On Monday, the French Foreign Ministry announced it has brought another ten children of Islamic State (ISIS) fighters back to France, adding to the 18 repatriated since March 2019.
In the June 22 communique, France thanked local authorities for their cooperation and said the children are now in the hands of French medical and security services.
“France has carried out the return of ten French minors, orphans or humanitarian cases, who were in camps in northeast Syria,” said the press release from the foreign ministry.
“These children have been turned over to French judicial authorities, are receiving medical treatment and have been taken in by social services,” the ministry added.
The Autonomous Administration of North and East Syria foreign relations commission co-chair Abdulkarim Omar confirmed via Twitter that a French delegation took charge of the “orphaned and humanitarian cases” in the city of Qamishli.
The International Crisis Group says 13,500 foreign women and their children are living across three camps in northeast Syria, and 300 of them are believed to be French.
The issue of repatriating children taken to or born into the Islamic State’s so-called “caliphate” in Syria is fraught with logistical and policy challenges.
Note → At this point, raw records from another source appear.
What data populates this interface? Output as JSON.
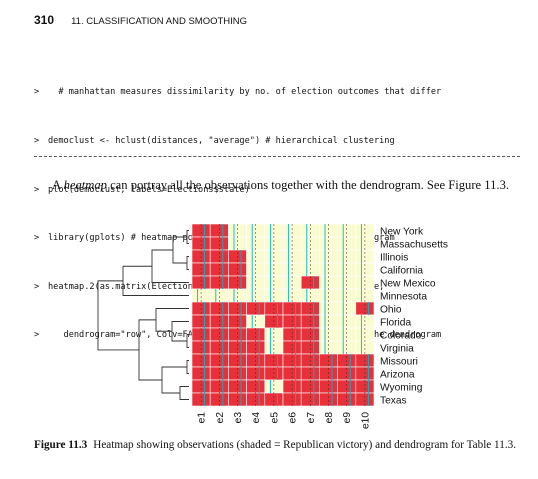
{
  "header": {
    "page_number": "310",
    "chapter_title": "11. CLASSIFICATION AND SMOOTHING"
  },
  "code": {
    "lines": [
      {
        "prompt": ">",
        "text": "  # manhattan measures dissimilarity by no. of election outcomes that differ"
      },
      {
        "prompt": ">",
        "text": "democlust <- hclust(distances, \"average\") # hierarchical clustering"
      },
      {
        "prompt": ">",
        "text": "plot(democlust, labels=Elections$state)"
      },
      {
        "prompt": ">",
        "text": "library(gplots) # heatmap portrays observations with the dendrogram"
      },
      {
        "prompt": ">",
        "text": "heatmap.2(as.matrix(Elections[, 3:12]), labRow = Elections$state,"
      },
      {
        "prompt": ">",
        "text": "   dendrogram=\"row\", Colv=FALSE) # portrays observations with the dendrogram"
      }
    ]
  },
  "body": {
    "intro": "A ",
    "emph": "heatmap",
    "rest": " can portray all the observations together with the dendrogram. See Figure 11.3."
  },
  "figure": {
    "rows": [
      "New York",
      "Massachusetts",
      "Illinois",
      "California",
      "New Mexico",
      "Minnesota",
      "Ohio",
      "Florida",
      "Colorado",
      "Virginia",
      "Missouri",
      "Arizona",
      "Wyoming",
      "Texas"
    ],
    "columns": [
      "e1",
      "e2",
      "e3",
      "e4",
      "e5",
      "e6",
      "e7",
      "e8",
      "e9",
      "e10"
    ],
    "matrix": [
      [
        1,
        1,
        0,
        0,
        0,
        0,
        0,
        0,
        0,
        0
      ],
      [
        1,
        1,
        0,
        0,
        0,
        0,
        0,
        0,
        0,
        0
      ],
      [
        1,
        1,
        1,
        0,
        0,
        0,
        0,
        0,
        0,
        0
      ],
      [
        1,
        1,
        1,
        0,
        0,
        0,
        0,
        0,
        0,
        0
      ],
      [
        1,
        1,
        1,
        0,
        0,
        0,
        1,
        0,
        0,
        0
      ],
      [
        0,
        0,
        0,
        0,
        0,
        0,
        0,
        0,
        0,
        0
      ],
      [
        1,
        1,
        1,
        1,
        1,
        1,
        1,
        0,
        0,
        1
      ],
      [
        1,
        1,
        1,
        0,
        1,
        1,
        1,
        0,
        0,
        0
      ],
      [
        1,
        1,
        1,
        1,
        0,
        1,
        1,
        0,
        0,
        0
      ],
      [
        1,
        1,
        1,
        1,
        0,
        1,
        1,
        0,
        0,
        0
      ],
      [
        1,
        1,
        1,
        1,
        1,
        1,
        1,
        1,
        1,
        1
      ],
      [
        1,
        1,
        1,
        1,
        1,
        1,
        1,
        1,
        1,
        1
      ],
      [
        1,
        1,
        1,
        1,
        0,
        1,
        1,
        1,
        1,
        1
      ],
      [
        1,
        1,
        1,
        1,
        1,
        1,
        1,
        1,
        1,
        1
      ]
    ],
    "colors": {
      "republican": "#e8303a",
      "other": "#fbfbd2",
      "trace": "#00b7c9",
      "line": "#333333"
    }
  },
  "caption": {
    "label": "Figure 11.3",
    "text": "Heatmap showing observations (shaded = Republican victory) and dendrogram for Table 11.3."
  }
}
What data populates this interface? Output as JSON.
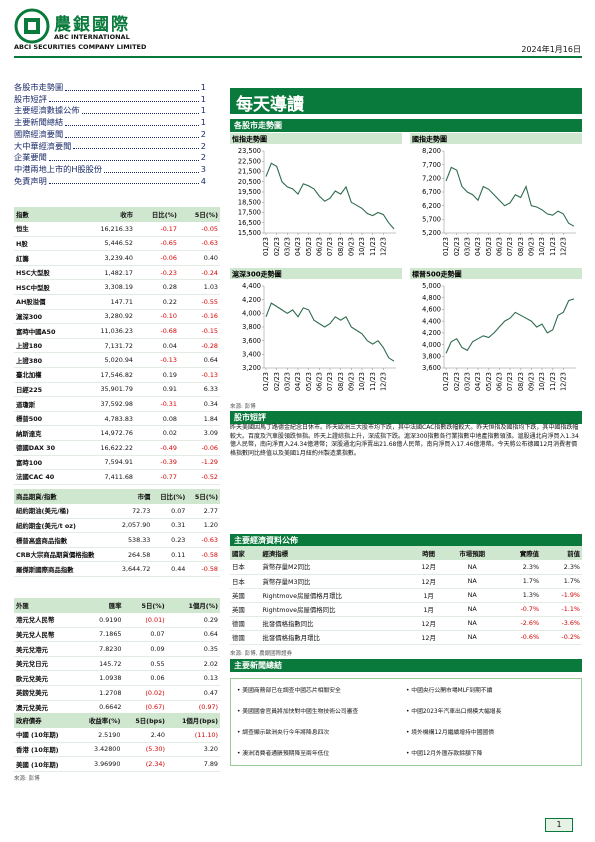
{
  "header": {
    "company_cn": "農銀國際",
    "company_en1": "ABC INTERNATIONAL",
    "company_en2": "ABCI SECURITIES COMPANY LIMITED",
    "date": "2024年1月16日"
  },
  "toc": [
    {
      "title": "各股市走勢圖",
      "page": "1"
    },
    {
      "title": "股市短評",
      "page": "1"
    },
    {
      "title": "主要經濟數據公佈",
      "page": "1"
    },
    {
      "title": "主要新聞總結",
      "page": "1"
    },
    {
      "title": "國際經濟要聞",
      "page": "2"
    },
    {
      "title": "大中華經濟要聞",
      "page": "2"
    },
    {
      "title": "企業要聞",
      "page": "2"
    },
    {
      "title": "中港兩地上市的H股股份",
      "page": "3"
    },
    {
      "title": "免責声明",
      "page": "4"
    }
  ],
  "market_table": {
    "columns": [
      "指數",
      "收市",
      "日比(%)",
      "5日(%)"
    ],
    "rows": [
      [
        "恒生",
        "16,216.33",
        "-0.17",
        "-0.05"
      ],
      [
        "H股",
        "5,446.52",
        "-0.65",
        "-0.63"
      ],
      [
        "紅籌",
        "3,239.40",
        "-0.06",
        "0.40"
      ],
      [
        "HSC大型股",
        "1,482.17",
        "-0.23",
        "-0.24"
      ],
      [
        "HSC中型股",
        "3,308.19",
        "0.28",
        "1.03"
      ],
      [
        "AH股溢價",
        "147.71",
        "0.22",
        "-0.55"
      ],
      [
        "滬深300",
        "3,280.92",
        "-0.10",
        "-0.16"
      ],
      [
        "富時中國A50",
        "11,036.23",
        "-0.68",
        "-0.15"
      ],
      [
        "上證180",
        "7,131.72",
        "0.04",
        "-0.28"
      ],
      [
        "上證380",
        "5,020.94",
        "-0.13",
        "0.64"
      ],
      [
        "臺北加權",
        "17,546.82",
        "0.19",
        "-0.13"
      ],
      [
        "日經225",
        "35,901.79",
        "0.91",
        "6.33"
      ],
      [
        "道瓊斯",
        "37,592.98",
        "-0.31",
        "0.34"
      ],
      [
        "標普500",
        "4,783.83",
        "0.08",
        "1.84"
      ],
      [
        "納斯達克",
        "14,972.76",
        "0.02",
        "3.09"
      ],
      [
        "德國DAX 30",
        "16,622.22",
        "-0.49",
        "-0.06"
      ],
      [
        "富時100",
        "7,594.91",
        "-0.39",
        "-1.29"
      ],
      [
        "法國CAC 40",
        "7,411.68",
        "-0.77",
        "-0.52"
      ]
    ]
  },
  "commodity_table": {
    "columns": [
      "商品期貨/指數",
      "市價",
      "日比(%)",
      "5日(%)"
    ],
    "rows": [
      [
        "紐約期油(美元/桶)",
        "72.73",
        "0.07",
        "2.77"
      ],
      [
        "紐約期金(美元/t oz)",
        "2,057.90",
        "0.31",
        "1.20"
      ],
      [
        "標普高盛商品指數",
        "538.33",
        "0.23",
        "-0.63"
      ],
      [
        "CRB大宗商品期貨價格指數",
        "264.58",
        "0.11",
        "-0.58"
      ],
      [
        "羅傑斯國際商品指數",
        "3,644.72",
        "0.44",
        "-0.58"
      ]
    ]
  },
  "fx_table": {
    "columns": [
      "外匯",
      "匯率",
      "5日(%)",
      "1個月(%)"
    ],
    "rows": [
      [
        "港元兌人民幣",
        "0.9190",
        "(0.01)",
        "0.29"
      ],
      [
        "美元兌人民幣",
        "7.1865",
        "0.07",
        "0.64"
      ],
      [
        "美元兌港元",
        "7.8230",
        "0.09",
        "0.35"
      ],
      [
        "美元兌日元",
        "145.72",
        "0.55",
        "2.02"
      ],
      [
        "歐元兌美元",
        "1.0938",
        "0.06",
        "0.13"
      ],
      [
        "英鎊兌美元",
        "1.2708",
        "(0.02)",
        "0.47"
      ],
      [
        "澳元兌美元",
        "0.6642",
        "(0.67)",
        "(0.97)"
      ]
    ]
  },
  "bond_table": {
    "columns": [
      "政府債券",
      "收益率(%)",
      "5日(bps)",
      "1個月(bps)"
    ],
    "rows": [
      [
        "中國 (10年期)",
        "2.5190",
        "2.40",
        "(11.10)"
      ],
      [
        "香港 (10年期)",
        "3.42800",
        "(5.30)",
        "3.20"
      ],
      [
        "美國 (10年期)",
        "3.96990",
        "(2.34)",
        "7.89"
      ]
    ]
  },
  "left_source": "來源: 彭博",
  "banner": "每天導讀",
  "charts_heading": "各股市走勢圖",
  "chart_data": [
    {
      "type": "line",
      "title": "恒指走勢圖",
      "color": "#2e6b4e",
      "categories": [
        "01/23",
        null,
        "02/23",
        null,
        "03/23",
        null,
        "04/23",
        null,
        "05/23",
        null,
        "06/23",
        null,
        "07/23",
        null,
        "08/23",
        null,
        "09/23",
        null,
        "10/23",
        null,
        "11/23",
        null,
        "12/23",
        null,
        null
      ],
      "values": [
        21000,
        22300,
        22000,
        20500,
        20000,
        19800,
        19300,
        20300,
        20100,
        19800,
        19100,
        18600,
        18900,
        19600,
        19300,
        20000,
        18500,
        18200,
        17900,
        17400,
        17200,
        17500,
        17300,
        16500,
        15900
      ],
      "ylim": [
        15500,
        23500
      ],
      "yticks": [
        {
          "value": 15500,
          "label": "15,500"
        },
        {
          "value": 16500,
          "label": "16,500"
        },
        {
          "value": 17500,
          "label": "17,500"
        },
        {
          "value": 18500,
          "label": "18,500"
        },
        {
          "value": 19500,
          "label": "19,500"
        },
        {
          "value": 20500,
          "label": "20,500"
        },
        {
          "value": 21500,
          "label": "21,500"
        },
        {
          "value": 22500,
          "label": "22,500"
        },
        {
          "value": 23500,
          "label": "23,500"
        }
      ]
    },
    {
      "type": "line",
      "title": "國指走勢圖",
      "color": "#2e6b4e",
      "categories": [
        "01/23",
        null,
        "02/23",
        null,
        "03/23",
        null,
        "04/23",
        null,
        "05/23",
        null,
        "06/23",
        null,
        "07/23",
        null,
        "08/23",
        null,
        "09/23",
        null,
        "10/23",
        null,
        "11/23",
        null,
        "12/23",
        null,
        null
      ],
      "values": [
        7100,
        7600,
        7500,
        6900,
        6700,
        6600,
        6400,
        6900,
        6800,
        6600,
        6400,
        6200,
        6300,
        6600,
        6500,
        6900,
        6200,
        6150,
        6050,
        5900,
        5850,
        6000,
        5900,
        5550,
        5450
      ],
      "ylim": [
        5200,
        8200
      ],
      "yticks": [
        {
          "value": 5200,
          "label": "5,200"
        },
        {
          "value": 5700,
          "label": "5,700"
        },
        {
          "value": 6200,
          "label": "6,200"
        },
        {
          "value": 6700,
          "label": "6,700"
        },
        {
          "value": 7200,
          "label": "7,200"
        },
        {
          "value": 7700,
          "label": "7,700"
        },
        {
          "value": 8200,
          "label": "8,200"
        }
      ]
    },
    {
      "type": "line",
      "title": "滬深300走勢圖",
      "color": "#2e6b4e",
      "categories": [
        "01/23",
        null,
        "02/23",
        null,
        "03/23",
        null,
        "04/23",
        null,
        "05/23",
        null,
        "06/23",
        null,
        "07/23",
        null,
        "08/23",
        null,
        "09/23",
        null,
        "10/23",
        null,
        "11/23",
        null,
        "12/23",
        null,
        null
      ],
      "values": [
        3950,
        4150,
        4100,
        4050,
        4000,
        4050,
        3950,
        4080,
        4050,
        3900,
        3850,
        3800,
        3850,
        3950,
        3900,
        3950,
        3800,
        3750,
        3700,
        3600,
        3550,
        3600,
        3500,
        3350,
        3300
      ],
      "ylim": [
        3200,
        4400
      ],
      "yticks": [
        {
          "value": 3200,
          "label": "3,200"
        },
        {
          "value": 3400,
          "label": "3,400"
        },
        {
          "value": 3600,
          "label": "3,600"
        },
        {
          "value": 3800,
          "label": "3,800"
        },
        {
          "value": 4000,
          "label": "4,000"
        },
        {
          "value": 4200,
          "label": "4,200"
        },
        {
          "value": 4400,
          "label": "4,400"
        }
      ]
    },
    {
      "type": "line",
      "title": "標普500走勢圖",
      "color": "#2e6b4e",
      "categories": [
        "01/23",
        null,
        "02/23",
        null,
        "03/23",
        null,
        "04/23",
        null,
        "05/23",
        null,
        "06/23",
        null,
        "07/23",
        null,
        "08/23",
        null,
        "09/23",
        null,
        "10/23",
        null,
        "11/23",
        null,
        "12/23",
        null,
        null
      ],
      "values": [
        3850,
        4050,
        4100,
        3950,
        3900,
        4050,
        4100,
        4150,
        4120,
        4200,
        4300,
        4400,
        4450,
        4550,
        4500,
        4450,
        4400,
        4300,
        4350,
        4200,
        4250,
        4500,
        4550,
        4750,
        4780
      ],
      "ylim": [
        3600,
        5000
      ],
      "yticks": [
        {
          "value": 3600,
          "label": "3,600"
        },
        {
          "value": 3800,
          "label": "3,800"
        },
        {
          "value": 4000,
          "label": "4,000"
        },
        {
          "value": 4200,
          "label": "4,200"
        },
        {
          "value": 4400,
          "label": "4,400"
        },
        {
          "value": 4600,
          "label": "4,600"
        },
        {
          "value": 4800,
          "label": "4,800"
        },
        {
          "value": 5000,
          "label": "5,000"
        }
      ]
    }
  ],
  "chart_source": "來源: 彭博",
  "commentary": {
    "heading": "股市短評",
    "text": "昨天美國因馬丁路德金紀念日休市。昨天歐洲三大股市均下跌，其中法國CAC指數跌幅較大。昨天恒指及國指均下跌，其中國指跌幅較大。百度及汽車股領跌恒指。昨天上證綜指上升，深成指下跌。滬深300指數各行業指數中地產指數領漲。滬股通北向淨買入1.34億人民幣，南向淨買入24.34億港幣；深股通北向淨賣出21.68億人民幣，南向淨買入17.46億港幣。今天將公布德國12月消費者價格指數同比終值以及美國1月紐約州製造業指數。"
  },
  "econ": {
    "heading": "主要經濟資料公佈",
    "columns": [
      "國家",
      "經濟指標",
      "時間",
      "市場預期",
      "實際值",
      "前值"
    ],
    "rows": [
      [
        "日本",
        "貨幣存量M2同比",
        "12月",
        "NA",
        "2.3%",
        "2.3%"
      ],
      [
        "日本",
        "貨幣存量M3同比",
        "12月",
        "NA",
        "1.7%",
        "1.7%"
      ],
      [
        "英國",
        "Rightmove房屋價格月環比",
        "1月",
        "NA",
        "1.3%",
        "-1.9%"
      ],
      [
        "英國",
        "Rightmove房屋價格同比",
        "1月",
        "NA",
        "-0.7%",
        "-1.1%"
      ],
      [
        "德國",
        "批發價格指數同比",
        "12月",
        "NA",
        "-2.6%",
        "-3.6%"
      ],
      [
        "德國",
        "批發價格指數月環比",
        "12月",
        "NA",
        "-0.6%",
        "-0.2%"
      ]
    ],
    "source": "來源: 彭博, 農銀國際證券"
  },
  "news": {
    "heading": "主要新聞總結",
    "left": [
      "美國商務部已在調查中國芯片相關安全",
      "美國國會官員將加快對中國生物技術公司審查",
      "調查顯示歐洲央行今年將降息四次",
      "澳洲消費者通脹預期降至兩年低位"
    ],
    "right": [
      "中國央行公開市場MLF到期不續",
      "中國2023年汽車出口規模大幅增長",
      "境外機構12月繼續增持中國國債",
      "中國12月外匯存款餘額下降"
    ]
  },
  "page_number": "1"
}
Human rights campaigners argue the French and other foreign governments have a duty of care to the children of foreign fighters. According to activists and members of their extended families, France should repatriate minors immediately, removing them from the physical and psychological dangers they face in the camps.
“It is eminently possible to repatriate these families, there is no practical barrier to it, all that is needed at the moment is the political will to do so,” Mat Tinkler, the director of international programs and policy at Save the Children, told The Guardian in February.
Disease and malnutrition are rife in the makeshift refugee-cum-prison camps like the notorious Al Hul, aid agencies report. Three children drowned after a rare summer downpour hit a camp in Idlib on the weekend, destroying tents and possessions and highlighting the tenuous and dangerous position of children living in Syrian camps.
The French government maintains that the children’s parents should be forced to face justice in Syria, and said children will continue to be repatriated on a case-by-case basis.
Foreign governments have cited the logistical and security challenges of accessing the camps as reasons for not providing assistance to the children. The Australian government, for one, said it is not willing to risk the lives of soldiers or Department of Foreign Affairs staff to rescue “hardcore” terrorists who “have the potential and capacity to come back here and cause a mass casualty event.”
The pro-Kurdish authorities who run the Autonomous Administration of North and East Syria where the camps are located have urged foreign countries to repatriate detainees as they do not have the resources to hold them indefinitely.
They have also escorted a number of foreign citizens, mainly women in children, to neighboring Iraq to facilitate the repatriation process and reduce the risk of repatriation for foreign governments.